CSOC’s latest data suggests that these actors are often global criminal sources - with 65 percent of cyber intrusions “economically motivated”.

The figures are welcome given the previous dearth of official data on Australian cybercrime.

Smith cited Symantec’s 2011 estimate that cybercrime accounted for some “$4.5 billion” -- more than the cost of burglary and assault combined.  

He urged agencies and organisations to embrace the defensive strategies advocated by DSD, especially its top four:

• use application whitelisting to help prevent malicious software and other unapproved programs from running;
• patch applications such as PDF readers, Microsoft Office, Java, Flash Player and web browsers;
• patch operating system vulnerabilities;
• minimise the number of users with administrative privileges.

Adopting these would defend against some 85 percent of intrusions, he said.
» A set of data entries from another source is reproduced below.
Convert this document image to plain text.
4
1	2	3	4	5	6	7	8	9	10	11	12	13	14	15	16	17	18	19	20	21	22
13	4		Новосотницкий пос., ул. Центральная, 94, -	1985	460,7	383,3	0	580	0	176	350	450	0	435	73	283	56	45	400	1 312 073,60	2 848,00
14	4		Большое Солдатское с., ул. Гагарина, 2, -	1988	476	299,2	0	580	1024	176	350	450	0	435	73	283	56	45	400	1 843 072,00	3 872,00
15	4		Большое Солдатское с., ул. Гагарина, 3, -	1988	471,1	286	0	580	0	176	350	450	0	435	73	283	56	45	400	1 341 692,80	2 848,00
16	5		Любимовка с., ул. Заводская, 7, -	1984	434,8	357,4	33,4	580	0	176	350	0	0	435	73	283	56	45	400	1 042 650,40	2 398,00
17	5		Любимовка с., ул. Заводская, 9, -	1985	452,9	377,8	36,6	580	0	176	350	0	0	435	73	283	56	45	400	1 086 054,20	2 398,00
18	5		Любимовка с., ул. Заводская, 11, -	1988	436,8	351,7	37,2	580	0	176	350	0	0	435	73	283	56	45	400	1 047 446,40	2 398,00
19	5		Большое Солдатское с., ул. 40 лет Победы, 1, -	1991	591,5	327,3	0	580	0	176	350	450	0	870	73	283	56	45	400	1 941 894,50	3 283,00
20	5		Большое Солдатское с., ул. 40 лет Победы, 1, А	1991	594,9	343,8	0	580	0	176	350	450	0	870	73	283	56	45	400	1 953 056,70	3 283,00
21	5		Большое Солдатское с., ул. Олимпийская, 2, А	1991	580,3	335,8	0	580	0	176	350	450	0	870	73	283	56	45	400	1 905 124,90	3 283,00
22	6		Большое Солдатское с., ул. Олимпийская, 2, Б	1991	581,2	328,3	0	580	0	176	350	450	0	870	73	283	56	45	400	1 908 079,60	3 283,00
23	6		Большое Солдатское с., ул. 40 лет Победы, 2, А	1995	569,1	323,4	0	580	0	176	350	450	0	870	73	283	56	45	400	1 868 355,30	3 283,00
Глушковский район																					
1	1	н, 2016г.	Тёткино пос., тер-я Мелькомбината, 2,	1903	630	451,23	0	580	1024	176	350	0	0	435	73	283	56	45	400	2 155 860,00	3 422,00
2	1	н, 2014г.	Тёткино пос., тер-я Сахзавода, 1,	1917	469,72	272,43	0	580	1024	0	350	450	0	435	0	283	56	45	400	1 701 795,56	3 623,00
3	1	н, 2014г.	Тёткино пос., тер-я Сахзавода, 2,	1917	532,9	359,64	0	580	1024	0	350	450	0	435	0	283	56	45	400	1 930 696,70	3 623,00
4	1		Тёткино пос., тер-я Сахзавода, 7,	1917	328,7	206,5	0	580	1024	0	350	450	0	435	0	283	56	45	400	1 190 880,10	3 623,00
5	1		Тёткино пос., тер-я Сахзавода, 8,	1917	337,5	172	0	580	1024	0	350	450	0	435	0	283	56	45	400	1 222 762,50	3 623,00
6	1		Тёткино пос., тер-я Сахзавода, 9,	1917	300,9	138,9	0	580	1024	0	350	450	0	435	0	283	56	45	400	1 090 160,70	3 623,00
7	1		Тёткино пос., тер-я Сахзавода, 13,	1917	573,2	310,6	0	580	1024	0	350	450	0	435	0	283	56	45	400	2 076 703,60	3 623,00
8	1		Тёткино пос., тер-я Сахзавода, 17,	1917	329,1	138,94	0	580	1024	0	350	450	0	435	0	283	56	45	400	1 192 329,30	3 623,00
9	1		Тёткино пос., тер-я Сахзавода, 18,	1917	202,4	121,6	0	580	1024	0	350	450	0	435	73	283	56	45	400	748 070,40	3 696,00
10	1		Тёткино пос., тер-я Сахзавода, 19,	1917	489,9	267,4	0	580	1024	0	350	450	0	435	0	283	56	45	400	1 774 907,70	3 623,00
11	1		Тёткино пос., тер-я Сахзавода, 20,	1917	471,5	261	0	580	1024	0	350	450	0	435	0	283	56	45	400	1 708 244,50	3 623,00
These four strategies have now been trimmed to a more memorable DSD slogan of “Catch, Patch, Match” in the launch of a new DSD video:

1. Catch malware by application whitelisting.
2. Patch software and operating systems.
3. Match administrator rights to the right people.

“The evidence to date clearly indicates the “Catch, Patch, Match” approach is the best way to mitigate against cyber intrusions, protect your most valuable information and enhance the resilience of your networks,” Smith said.